The piece ended with, ‘It was only when I later started attending away games on a more regular basis that I realised that they didn’t all end quite as well as this one but, there again, it is surely the fact that it is so difficult to win away that makes it all the sweeter when you do.’

The final issue of BMH published during the 1990-1 season was the twenty-first edition. The editorial reported that the appeal, in BMH19, for more writers had been a success, but that the financial difficulties were continuing. The fanzine should have been increased in price much earlier, but the decision to leave it at 50p for so long was down to the fact that it was a very convenient amount. The editorial stated that the price would go up from the start of the following season and that there were a number of options to consider. It could either become 60p or 70p, but both those amounts would provide problems when selling, what with the more complicated procedure for giving change, ‘Alternatively, we could put the price up to £1. We fully realise that a jump from 50p to a quid is a somewhat drastic step and it is for this reason that we want to canvass the opinion of you, the humble reader.
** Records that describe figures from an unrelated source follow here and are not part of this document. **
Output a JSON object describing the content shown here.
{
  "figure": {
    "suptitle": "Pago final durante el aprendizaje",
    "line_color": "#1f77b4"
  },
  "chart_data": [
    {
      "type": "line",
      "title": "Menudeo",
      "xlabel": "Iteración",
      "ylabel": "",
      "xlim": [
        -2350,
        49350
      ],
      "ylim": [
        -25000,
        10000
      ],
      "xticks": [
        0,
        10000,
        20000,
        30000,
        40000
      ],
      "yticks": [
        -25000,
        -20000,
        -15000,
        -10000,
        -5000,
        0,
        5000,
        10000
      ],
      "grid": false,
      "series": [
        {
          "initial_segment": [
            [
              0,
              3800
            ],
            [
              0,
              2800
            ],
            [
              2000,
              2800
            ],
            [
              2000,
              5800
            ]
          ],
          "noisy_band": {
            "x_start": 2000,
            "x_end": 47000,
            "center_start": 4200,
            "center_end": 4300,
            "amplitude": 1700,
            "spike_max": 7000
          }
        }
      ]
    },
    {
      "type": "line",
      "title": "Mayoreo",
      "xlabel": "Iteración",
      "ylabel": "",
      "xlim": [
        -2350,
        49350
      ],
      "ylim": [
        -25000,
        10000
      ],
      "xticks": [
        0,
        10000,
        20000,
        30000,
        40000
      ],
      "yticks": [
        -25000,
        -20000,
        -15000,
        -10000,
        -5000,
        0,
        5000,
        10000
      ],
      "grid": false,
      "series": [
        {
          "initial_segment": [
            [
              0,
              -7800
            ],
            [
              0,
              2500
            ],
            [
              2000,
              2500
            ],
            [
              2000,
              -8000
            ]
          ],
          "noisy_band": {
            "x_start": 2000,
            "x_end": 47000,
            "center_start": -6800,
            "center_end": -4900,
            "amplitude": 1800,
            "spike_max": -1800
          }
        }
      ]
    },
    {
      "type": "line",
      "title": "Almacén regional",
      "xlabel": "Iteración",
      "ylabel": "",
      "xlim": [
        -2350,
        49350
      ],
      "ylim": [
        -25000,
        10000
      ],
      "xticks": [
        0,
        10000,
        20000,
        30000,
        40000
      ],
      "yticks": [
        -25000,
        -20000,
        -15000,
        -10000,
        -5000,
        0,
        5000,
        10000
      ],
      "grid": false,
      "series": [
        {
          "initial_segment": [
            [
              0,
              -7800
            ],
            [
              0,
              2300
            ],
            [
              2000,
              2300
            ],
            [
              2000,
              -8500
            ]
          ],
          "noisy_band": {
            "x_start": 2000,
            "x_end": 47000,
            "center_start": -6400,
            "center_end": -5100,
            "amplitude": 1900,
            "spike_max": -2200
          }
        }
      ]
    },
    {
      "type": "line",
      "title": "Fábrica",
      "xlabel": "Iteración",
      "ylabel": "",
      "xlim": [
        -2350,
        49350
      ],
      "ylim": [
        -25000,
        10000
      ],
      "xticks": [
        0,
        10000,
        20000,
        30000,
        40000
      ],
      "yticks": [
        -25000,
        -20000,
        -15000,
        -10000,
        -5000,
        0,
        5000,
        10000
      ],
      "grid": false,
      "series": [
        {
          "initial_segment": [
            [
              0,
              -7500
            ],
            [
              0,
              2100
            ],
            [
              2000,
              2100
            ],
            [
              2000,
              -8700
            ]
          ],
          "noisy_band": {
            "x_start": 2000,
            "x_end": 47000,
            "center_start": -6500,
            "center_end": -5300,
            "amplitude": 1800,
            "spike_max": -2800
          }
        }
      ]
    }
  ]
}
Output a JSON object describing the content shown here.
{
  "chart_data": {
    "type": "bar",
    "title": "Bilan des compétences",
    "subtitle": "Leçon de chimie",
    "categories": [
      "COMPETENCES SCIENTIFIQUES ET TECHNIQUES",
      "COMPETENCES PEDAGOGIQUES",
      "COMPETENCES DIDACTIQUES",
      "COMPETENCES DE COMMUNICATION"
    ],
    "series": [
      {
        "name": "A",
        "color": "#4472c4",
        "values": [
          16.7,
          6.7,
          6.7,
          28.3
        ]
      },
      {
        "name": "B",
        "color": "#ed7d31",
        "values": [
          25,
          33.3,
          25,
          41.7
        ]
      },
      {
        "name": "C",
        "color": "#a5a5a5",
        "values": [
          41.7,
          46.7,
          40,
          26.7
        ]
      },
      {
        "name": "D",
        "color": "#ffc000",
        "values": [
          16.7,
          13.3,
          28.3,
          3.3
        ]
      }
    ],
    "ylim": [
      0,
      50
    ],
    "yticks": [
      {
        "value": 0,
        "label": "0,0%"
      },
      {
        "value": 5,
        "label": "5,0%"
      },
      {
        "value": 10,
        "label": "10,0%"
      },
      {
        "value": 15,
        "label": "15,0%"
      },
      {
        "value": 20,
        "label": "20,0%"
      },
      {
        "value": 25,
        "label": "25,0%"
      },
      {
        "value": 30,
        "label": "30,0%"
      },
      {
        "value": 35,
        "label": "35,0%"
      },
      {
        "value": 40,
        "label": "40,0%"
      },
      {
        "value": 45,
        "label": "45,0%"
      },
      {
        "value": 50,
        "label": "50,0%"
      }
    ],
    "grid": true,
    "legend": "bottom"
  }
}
We should point out that no member of the BMH team has in the past, or will in the future, benefit financially from producing the magazine, in fact the whole thing has been a labour of love these past three years. Obviously, doubling the price will lead to us making a profit. What we intend to do with this money is 1) plough some of it back into the club through kit sponsorship etc and 2) undertake all the projects that have had to be shelved through lack of cash in the last couple of years, such as BMH badges, T-shirts etc. However, we will not take this step if the readership at large object. So, we want you to tell us what you think. We are bound by your opinion, but we won’t know what it is if you don’t tell us.’

Director Tony Smith responded to a letter sent to him from a member of the Capital Gills organisation, and sent a copy of his reply to BMH for publication, which appeared in BMH21. Smith cast his mind back at the two years since he had become a director and ‘considered the positive happenings within the club. The partially restored credibility within the community, the financial stability, even though we still owe £775,000 to the bank, the creditors’ balances that have been reduced from a twelve-month timescale to one month. A sound youth policy which could be the future saviour of the club. A management team that has worked hard behind the scenes with very strict financial guidelines to lay the foundations for hopefully long-term success. A manager (Damien Richardson) who is honest and will stand up and say that he has made a mistake and will not hide behind the directors or the players.’

Smith then filled his brain ‘with negative thoughts. The manager who wishes to strengthen his squad and is frustrated in signing players who want excessive signing-on fees or basic wages far in excess of what any fourth or third division club could afford. Gillingham Council’s reluctance to be fully supportive in our relocation. The bank interest charges of £130,000 and the £100,000 to be found to balance the books by the end of the year. How will we find the £1.2M required to fund the club next year?’ Smith wrote that goalkeeper Ron Hillyard had said to him on several occasions, “What will you get out of it?” and his ‘answer to that question would be the personal satisfaction of hopefully seeing our football club enjoy the success that it deserves.’

Hillyard was given the honour of being on the front cover of BMH21, in appreciation of his playing career with the Gills, that had come to an end, after over sixteen years, when he’d announced his retirement in March 1991 due to a back injury.